Smart Drugs

Boy is this going to piss off a LOT of people. Odds are the more recreational drugs you consume the smarter you are. Counter intuitive huh?

According to Psychology Today, people who use more drugs are more intelligent. "Intelligent people don't always do the right thing," they write, "only the evolutionarily novel thing."

According to a study conducted by National Child Development, "more intelligent children in the United Kingdom are more likely to grow up to consume psychoactive drugs than less intelligent children." These drugs include marijuana, cocaine, heroin, alcohol and tobacco.

The chart on the left shows the findings of the study. It depicts the latent factor for the consumption of 13 different kinds of psychoactive drugs, (cannabis, ecstasy, amphetamines, LSD, amyl nitrate, magic mushrooms, cocaine, temazepan, semeron, ketamine, crack, heroin, and methadone). There is a clear association between childhood general intelligence and adult drug consumption.

My theory is a little different. The brain conditions that give a propensity to drug use also give a propensity to intelligence.

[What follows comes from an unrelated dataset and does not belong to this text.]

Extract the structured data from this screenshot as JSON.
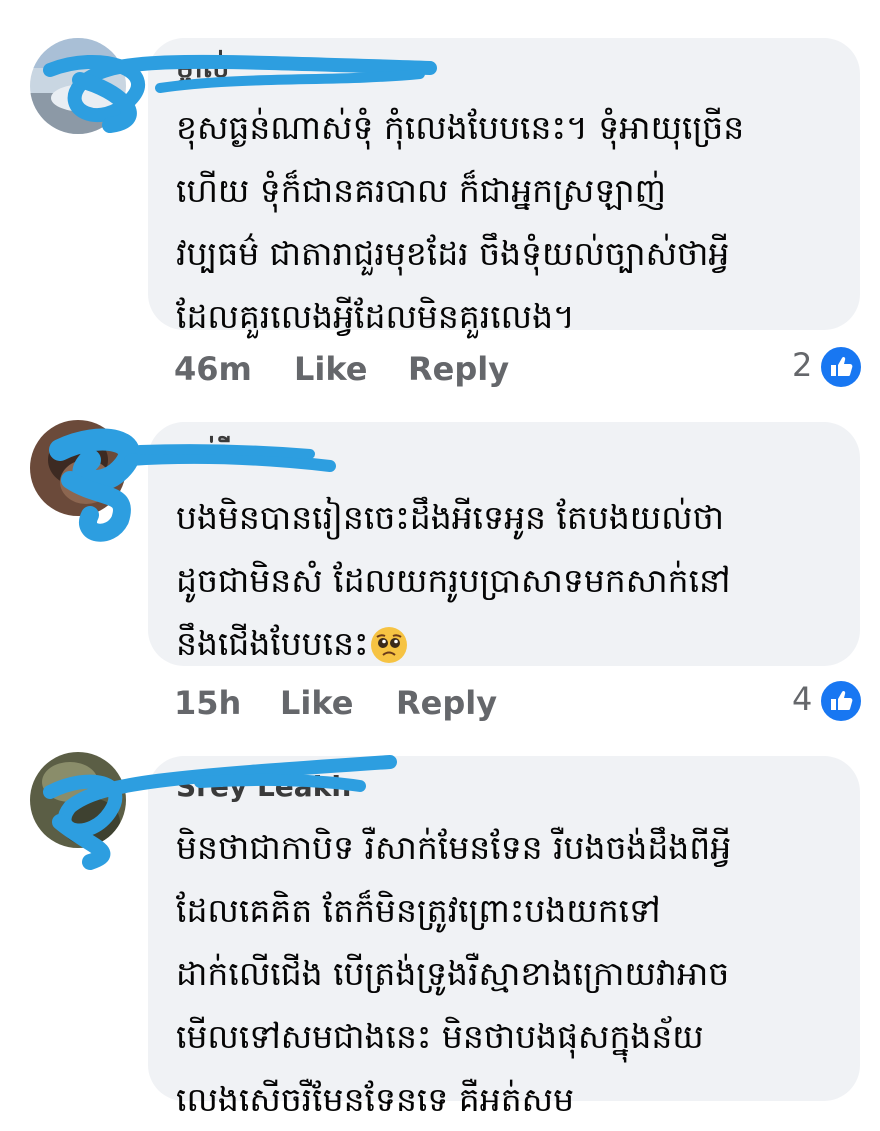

In any case this is so totally hilarious and unexpected that it is going to blow minds. The stereotype of the stupid drug user is just plain wrong. Why might that be? Let us think: only the stupid drug users get caught. The smart ones are getting away with it and the smart ones predominate.

The stupid shits are the ones supporting drug prohibition. This is just funny as hell. It reminds me of the old joke "Drugs make people stupid. Especially the people who don't use them."

So was this true in the US?

"Very bright individuals (with IQs above 125) are roughly three-tenths of a standard deviation more likely to consume psychoactive drugs than very dull individuals," says Psychology Today. They ran the same study in the U.S. and found similar results.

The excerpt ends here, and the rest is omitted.